1) Jan. 18, 2015: NFC title game – Seattle 28, Green Bay 22 (OT)
NFC Championship Game.
A Super Bowl trip on the line…
And one of the most INCREDIBLE comebacks in NFL history. pic.twitter.com/MOrD3C0HZc
— NFL (@NFL) September 10, 2017
For the second year in a row, CenturyLink Field was the host site for the NFC Championship and unbelievably the drama of this game topped what we experienced the year before.
A 16-0 deficit at the half may not seem insurmountable under normal circumstances, but the way the Seahawks (and Wilson in particular) were playing, their chances looked bleak. Wilson threw four interceptions, most the result of tipped passes by receiver Jermaine Kearse. Penalties destroyed drives or extended them for Green Bay.
It was an ugly afternoon until Pete Carroll jump-started his team by running a fake field goal with punter Jon Ryan hitting a wide open Garry Gilliam (an offensive lineman, by the way) in the end zone to make it 16-7 early in the second half.
Still trailing 19-7 with about four minutes to go, Wilson conjured up some magic to lead a quick drive down the field, capped off by his own 1-yard touchdown run to make it 19-14.
With no choice but to run an onside kick, the Seahawks did just that. Little-used receiver Chris Matthews recovered the ball after it bounced off of Brandon Bostick’s hands.
We then saw vintage Marshawn Lynch four plays later when he motored 24 yards to give Seattle a 20-19 lead. The Seahawks then successfully converted a two-point conversion when Wilson, under duress, lollipopped a pass to Luke Willson, who hauled it into the end zone.
Rodgers managed to lead the Packers back down the field to tie the game on a Mason Crosby field goal, but by that point the Seahawks had the momentum.
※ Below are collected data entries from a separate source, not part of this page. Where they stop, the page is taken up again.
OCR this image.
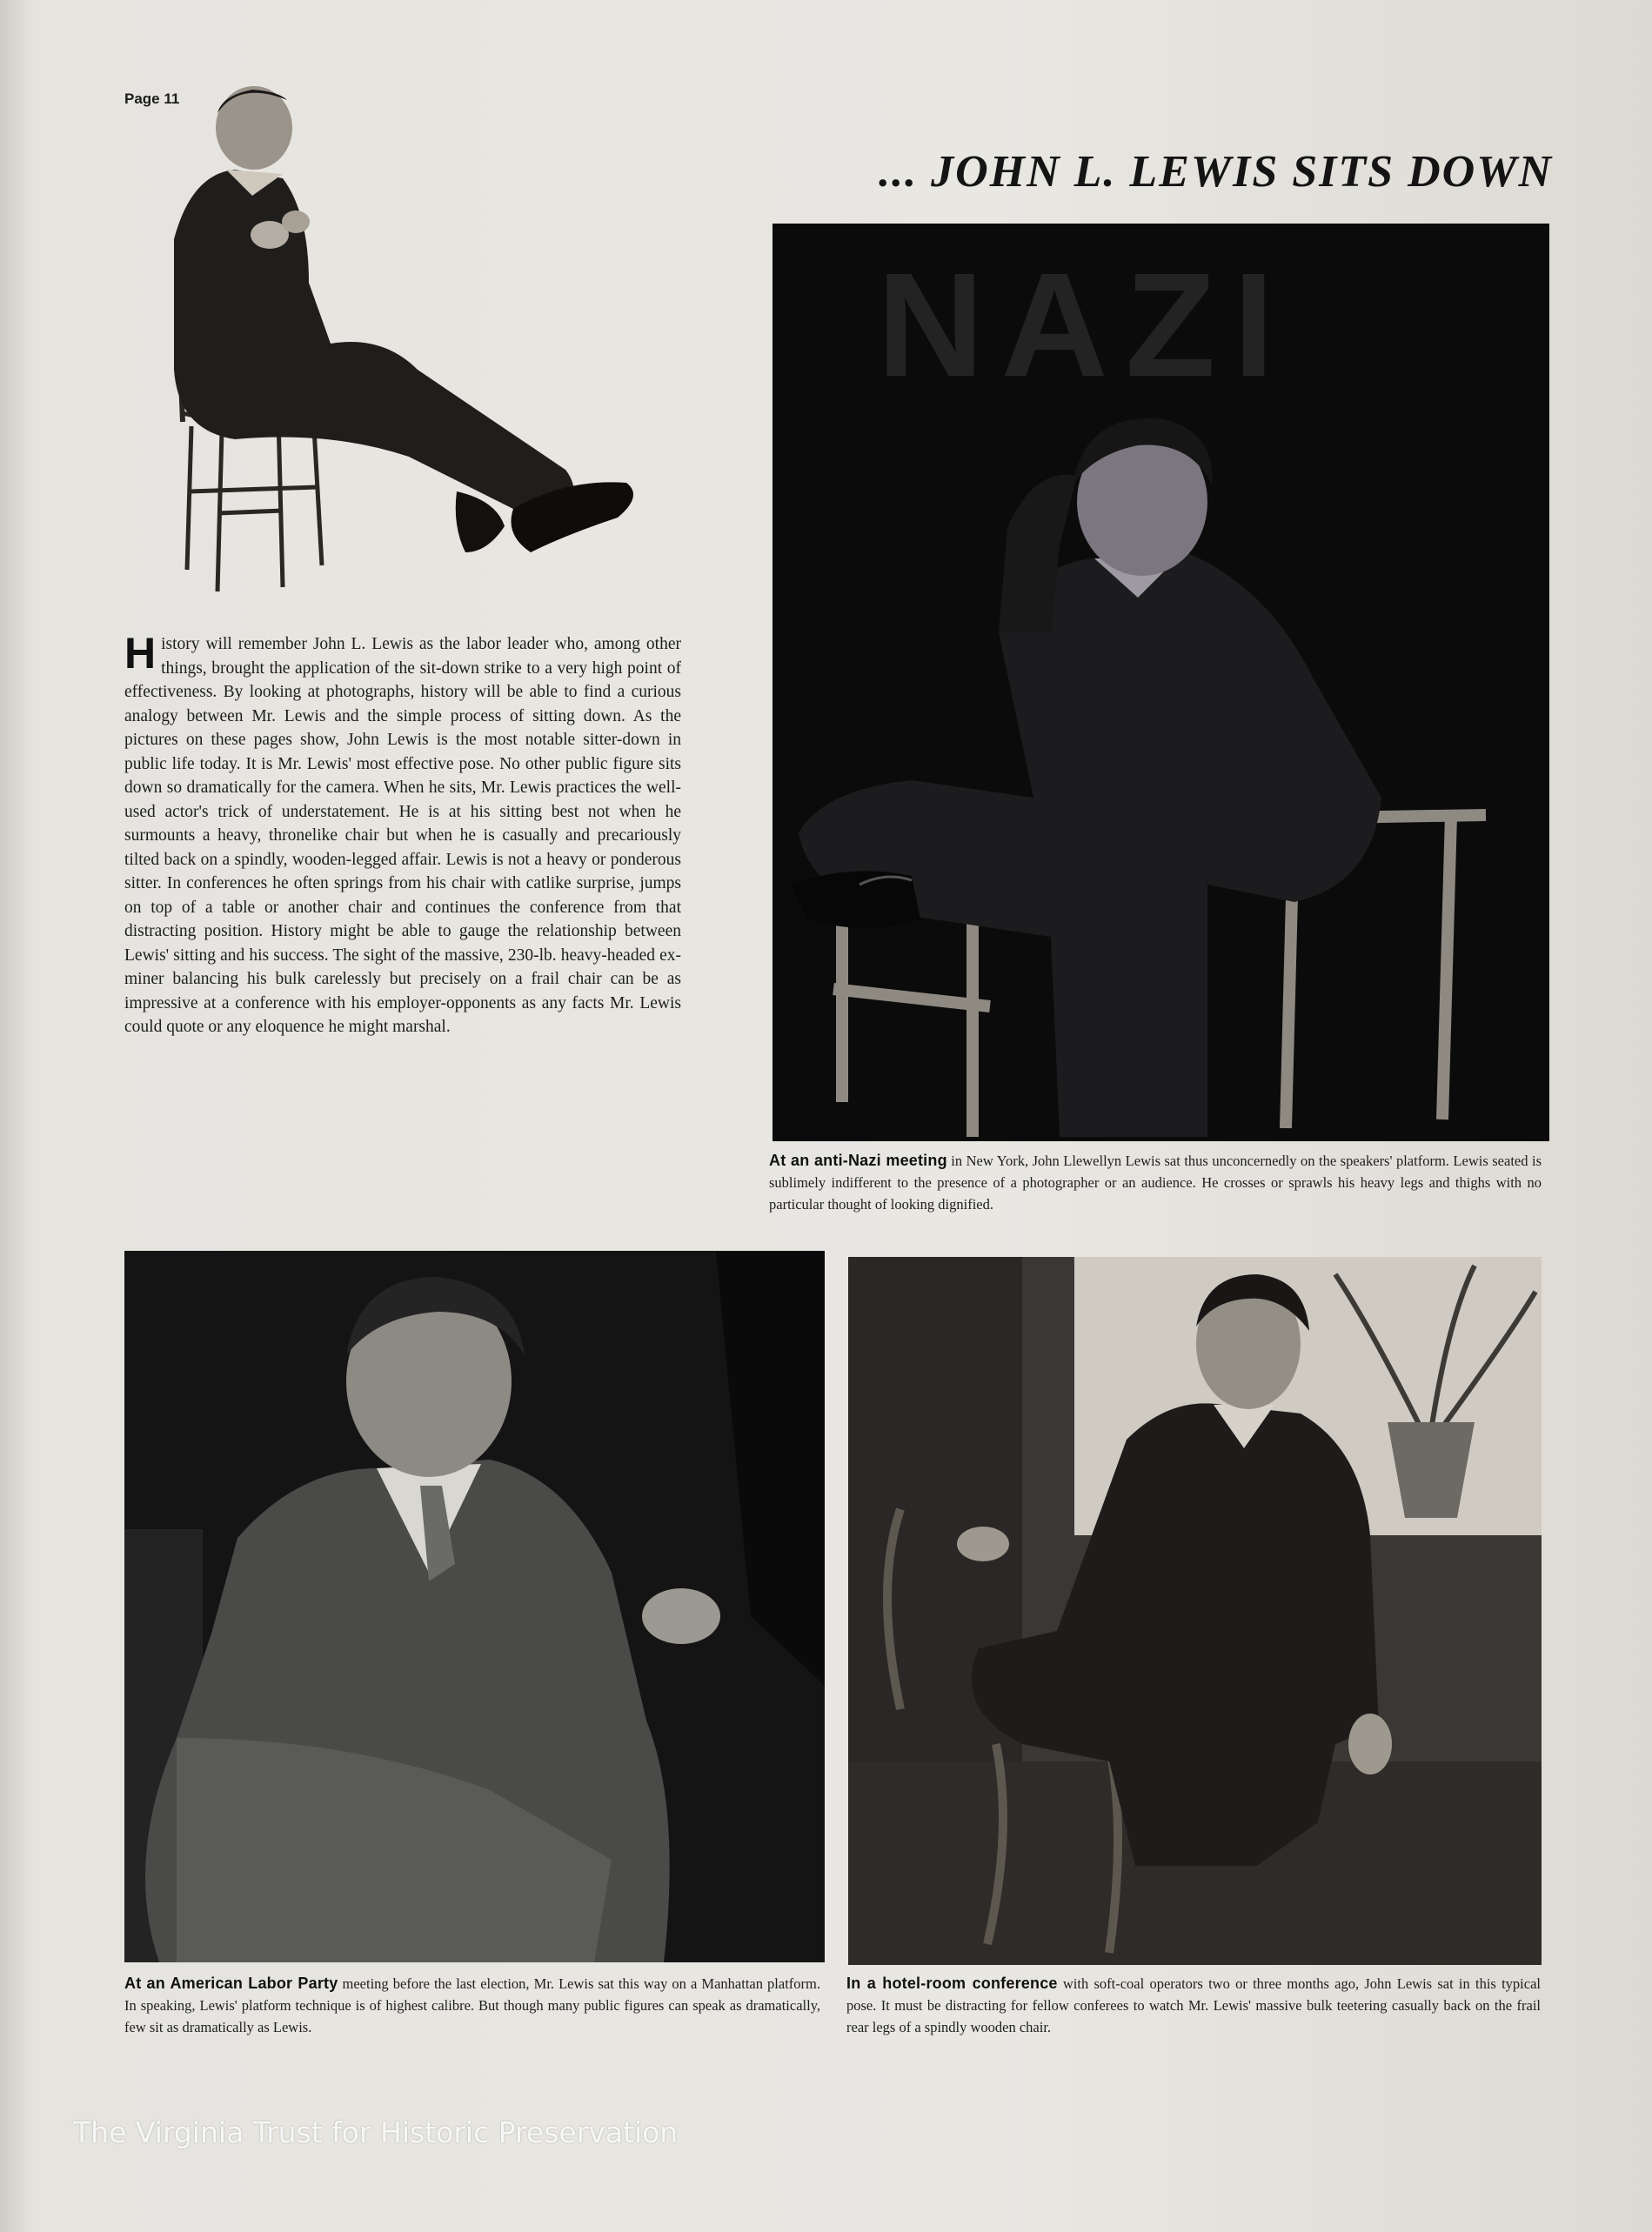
Page 11
... JOHN L. LEWIS SITS DOWN
History will remember John L. Lewis as the labor leader who, among other things, brought the application of the sit-down strike to a very high point of effectiveness. By looking at photographs, history will be able to find a curious analogy between Mr. Lewis and the simple process of sitting down. As the pictures on these pages show, John Lewis is the most notable sitter-down in public life today. It is Mr. Lewis' most effective pose. No other public figure sits down so dramatically for the camera. When he sits, Mr. Lewis practices the well-used actor's trick of understatement. He is at his sitting best not when he surmounts a heavy, thronelike chair but when he is casually and precariously tilted back on a spindly, wooden-legged affair. Lewis is not a heavy or ponderous sitter. In conferences he often springs from his chair with catlike surprise, jumps on top of a table or another chair and continues the conference from that distracting position. History might be able to gauge the relationship between Lewis' sitting and his success. The sight of the massive, 230-lb. heavy-headed ex-miner balancing his bulk carelessly but precisely on a frail chair can be as impressive at a conference with his employer-opponents as any facts Mr. Lewis could quote or any eloquence he might marshal.
NAZI
At an anti-Nazi meeting in New York, John Llewellyn Lewis sat thus unconcernedly on the speakers' platform. Lewis seated is sublimely indifferent to the presence of a photographer or an audience. He crosses or sprawls his heavy legs and thighs with no particular thought of looking dignified.
At an American Labor Party meeting before the last election, Mr. Lewis sat this way on a Manhattan platform. In speaking, Lewis' platform technique is of highest calibre. But though many public figures can speak as dramatically, few sit as dramatically as Lewis.
In a hotel-room conference with soft-coal operators two or three months ago, John Lewis sat in this typical pose. It must be distracting for fellow conferees to watch Mr. Lewis' massive bulk teetering casually back on the frail rear legs of a spindly wooden chair.
The Virginia Trust for Historic Preservation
In overtime, Wilson and Kearse hooked up for one of the most memorable plays in the history of the franchise with a 35-yard touchdown pass right down the center of the field.
Wilson was in tears as he gave a postgame interview, Michael Bennett rode a police bike around the stadium, Doug Baldwin angrily/joyfully screamed at anyone who would look in his direction, and the Seahawks were onto their second Super Bowl in as many years.